The Clemens' residence in Paris, France from November 16, 1894 to April 29, 1895, when they departed Europe to begin his world tour.
"Located in the seventh arrondissement near the Eiffel Tower, which opened in 1889, the four-bedroom furnished house was large by Paris standards. It was also on the left bank, by then already a haven for artists and intellectuals; in the past, the Clemenses had chosen to live on the more socially conventional right bank. Starting in mid-November, they rented the house from an acquaintance, Marcus Pomeroy, a popular journalist and real estate promoter, who let them have it for the equivalent of about $225 a month. The catch was that the lease expired on May 1." [Mark Twain and France, p176]
November 16 , 1894 Friday –
— our quarters for the winter. It is not a flat, but a small house by itself, & it seems a comfortable & homelike place. Home like, for the reason that an American furnished it; consequently it is not a museum of infernal colors, tasteless, “decorations” & odious furniture.
It was a lovely house; large, rambling, quaint, charmingly furnished and decorated, built upon no particular plan, delightfully uncertain and full of surprises. You were always getting lost in it, and finding nooks and corners which you did not know were there and whose presence you had not suspected before. It was built by a rich French artist, and he had also furnished it and decorated it himself. The studio was coziness itself. With us it served as a drawing-room, sitting-room, living-room, dancing-room — we used it for everything. We couldn’t get enough of it. It is odd that it should have been so cozy, for it was 40 feet long, 40 feet high, and 30 feet wide, with a vast fireplace on each side, in the middle, and a musicians’ gallery at one end.

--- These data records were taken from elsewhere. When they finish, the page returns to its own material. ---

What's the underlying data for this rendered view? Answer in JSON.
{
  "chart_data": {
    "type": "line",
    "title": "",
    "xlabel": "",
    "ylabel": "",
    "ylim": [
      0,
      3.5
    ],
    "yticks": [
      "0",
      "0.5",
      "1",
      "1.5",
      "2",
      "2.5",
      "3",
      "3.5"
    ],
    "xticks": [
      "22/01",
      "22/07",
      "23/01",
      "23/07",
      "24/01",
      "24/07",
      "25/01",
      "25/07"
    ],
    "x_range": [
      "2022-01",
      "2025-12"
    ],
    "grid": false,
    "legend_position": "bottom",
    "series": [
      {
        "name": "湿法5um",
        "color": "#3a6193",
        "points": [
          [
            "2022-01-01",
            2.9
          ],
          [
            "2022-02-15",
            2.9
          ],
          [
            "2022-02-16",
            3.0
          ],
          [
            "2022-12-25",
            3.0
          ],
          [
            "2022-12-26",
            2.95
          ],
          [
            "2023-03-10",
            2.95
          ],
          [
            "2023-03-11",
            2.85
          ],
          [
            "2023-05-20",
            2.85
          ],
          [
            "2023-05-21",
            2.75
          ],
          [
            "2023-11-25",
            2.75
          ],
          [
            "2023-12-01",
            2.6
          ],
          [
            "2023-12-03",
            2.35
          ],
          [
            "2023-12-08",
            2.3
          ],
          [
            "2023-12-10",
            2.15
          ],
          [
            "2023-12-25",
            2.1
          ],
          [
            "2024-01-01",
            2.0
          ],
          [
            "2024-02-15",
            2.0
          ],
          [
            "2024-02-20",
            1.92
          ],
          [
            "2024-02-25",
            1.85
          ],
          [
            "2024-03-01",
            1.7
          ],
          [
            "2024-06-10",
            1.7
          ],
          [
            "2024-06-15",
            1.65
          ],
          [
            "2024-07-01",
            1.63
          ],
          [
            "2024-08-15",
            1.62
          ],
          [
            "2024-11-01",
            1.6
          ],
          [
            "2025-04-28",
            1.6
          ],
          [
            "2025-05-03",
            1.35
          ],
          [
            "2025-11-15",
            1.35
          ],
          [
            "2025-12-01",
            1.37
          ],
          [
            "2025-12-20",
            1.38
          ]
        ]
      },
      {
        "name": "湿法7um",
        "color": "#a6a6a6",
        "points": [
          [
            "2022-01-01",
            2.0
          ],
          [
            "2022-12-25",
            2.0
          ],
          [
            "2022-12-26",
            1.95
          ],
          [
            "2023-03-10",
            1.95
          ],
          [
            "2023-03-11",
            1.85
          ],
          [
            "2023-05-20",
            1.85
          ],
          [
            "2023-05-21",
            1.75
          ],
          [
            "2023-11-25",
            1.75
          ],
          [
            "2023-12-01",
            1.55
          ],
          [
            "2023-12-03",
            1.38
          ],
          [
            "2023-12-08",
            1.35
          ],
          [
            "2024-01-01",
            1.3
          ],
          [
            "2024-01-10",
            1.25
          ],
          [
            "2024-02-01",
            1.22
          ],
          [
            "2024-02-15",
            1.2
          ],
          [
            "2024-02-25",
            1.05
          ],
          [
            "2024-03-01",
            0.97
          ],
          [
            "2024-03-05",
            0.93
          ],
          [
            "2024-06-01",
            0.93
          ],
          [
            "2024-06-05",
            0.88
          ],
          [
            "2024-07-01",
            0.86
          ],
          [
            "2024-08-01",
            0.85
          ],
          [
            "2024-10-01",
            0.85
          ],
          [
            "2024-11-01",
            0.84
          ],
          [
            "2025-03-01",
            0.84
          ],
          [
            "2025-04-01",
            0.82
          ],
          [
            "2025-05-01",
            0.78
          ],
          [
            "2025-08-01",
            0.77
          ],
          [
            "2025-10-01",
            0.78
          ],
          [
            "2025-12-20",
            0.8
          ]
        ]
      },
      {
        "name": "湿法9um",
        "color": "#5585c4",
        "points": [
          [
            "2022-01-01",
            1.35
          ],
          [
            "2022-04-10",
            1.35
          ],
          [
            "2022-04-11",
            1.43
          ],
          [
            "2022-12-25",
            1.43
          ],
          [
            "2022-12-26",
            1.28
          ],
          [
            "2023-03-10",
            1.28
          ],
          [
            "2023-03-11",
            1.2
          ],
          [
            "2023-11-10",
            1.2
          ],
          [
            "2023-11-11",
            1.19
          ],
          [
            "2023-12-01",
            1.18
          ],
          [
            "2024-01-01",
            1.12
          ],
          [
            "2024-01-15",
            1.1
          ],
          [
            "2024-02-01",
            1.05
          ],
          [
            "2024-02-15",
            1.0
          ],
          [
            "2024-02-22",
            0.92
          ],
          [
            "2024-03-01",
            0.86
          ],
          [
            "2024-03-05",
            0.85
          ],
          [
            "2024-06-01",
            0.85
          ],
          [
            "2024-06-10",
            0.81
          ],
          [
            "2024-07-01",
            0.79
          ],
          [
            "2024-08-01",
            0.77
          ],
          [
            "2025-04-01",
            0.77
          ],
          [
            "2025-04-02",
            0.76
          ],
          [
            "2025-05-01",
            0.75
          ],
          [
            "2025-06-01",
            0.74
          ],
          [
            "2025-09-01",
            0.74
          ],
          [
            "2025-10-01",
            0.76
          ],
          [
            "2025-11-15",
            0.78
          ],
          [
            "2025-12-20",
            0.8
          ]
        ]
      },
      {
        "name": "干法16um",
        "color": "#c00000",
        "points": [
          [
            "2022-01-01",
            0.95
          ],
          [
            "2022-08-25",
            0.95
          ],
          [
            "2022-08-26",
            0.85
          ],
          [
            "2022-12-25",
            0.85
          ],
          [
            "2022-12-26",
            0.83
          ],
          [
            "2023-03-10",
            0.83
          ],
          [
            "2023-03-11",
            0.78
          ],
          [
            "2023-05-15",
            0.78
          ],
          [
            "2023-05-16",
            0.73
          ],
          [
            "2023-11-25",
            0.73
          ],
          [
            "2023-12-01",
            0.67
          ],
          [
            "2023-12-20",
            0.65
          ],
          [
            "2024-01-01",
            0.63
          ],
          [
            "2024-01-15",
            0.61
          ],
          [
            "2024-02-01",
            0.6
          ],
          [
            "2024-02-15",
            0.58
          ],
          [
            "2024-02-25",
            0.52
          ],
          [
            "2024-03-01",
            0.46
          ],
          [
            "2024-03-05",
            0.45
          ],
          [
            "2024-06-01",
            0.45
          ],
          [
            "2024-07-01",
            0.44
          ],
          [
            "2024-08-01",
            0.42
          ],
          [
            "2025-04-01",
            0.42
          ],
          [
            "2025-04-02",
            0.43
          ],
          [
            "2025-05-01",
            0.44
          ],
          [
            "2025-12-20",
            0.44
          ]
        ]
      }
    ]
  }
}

December 9, 1894 Sunday – Sam wrote to H.H. Rogers
and a change of mind about the rental house:
I am feeling in better shape yesterday and to-day….If this family were in a hotel, now, or in a flat, I would take the next ship for New York, for I see you believe that would be well. But here we are, in this private little house, with two stories, eight staircases, no end of cells and passages, and little or no room. It was built by an idiot, I think. There is but one bedroom on our floor. All other bedrooms are far away, and one couldn’t make anybody hear if one were in trouble. We have French servants whom we know little or nothing about. The man-servant is sometimes impudent — in manner, not words — and I guess he’ll have to go, before long, though he is alert and capable, and another stranger admitted.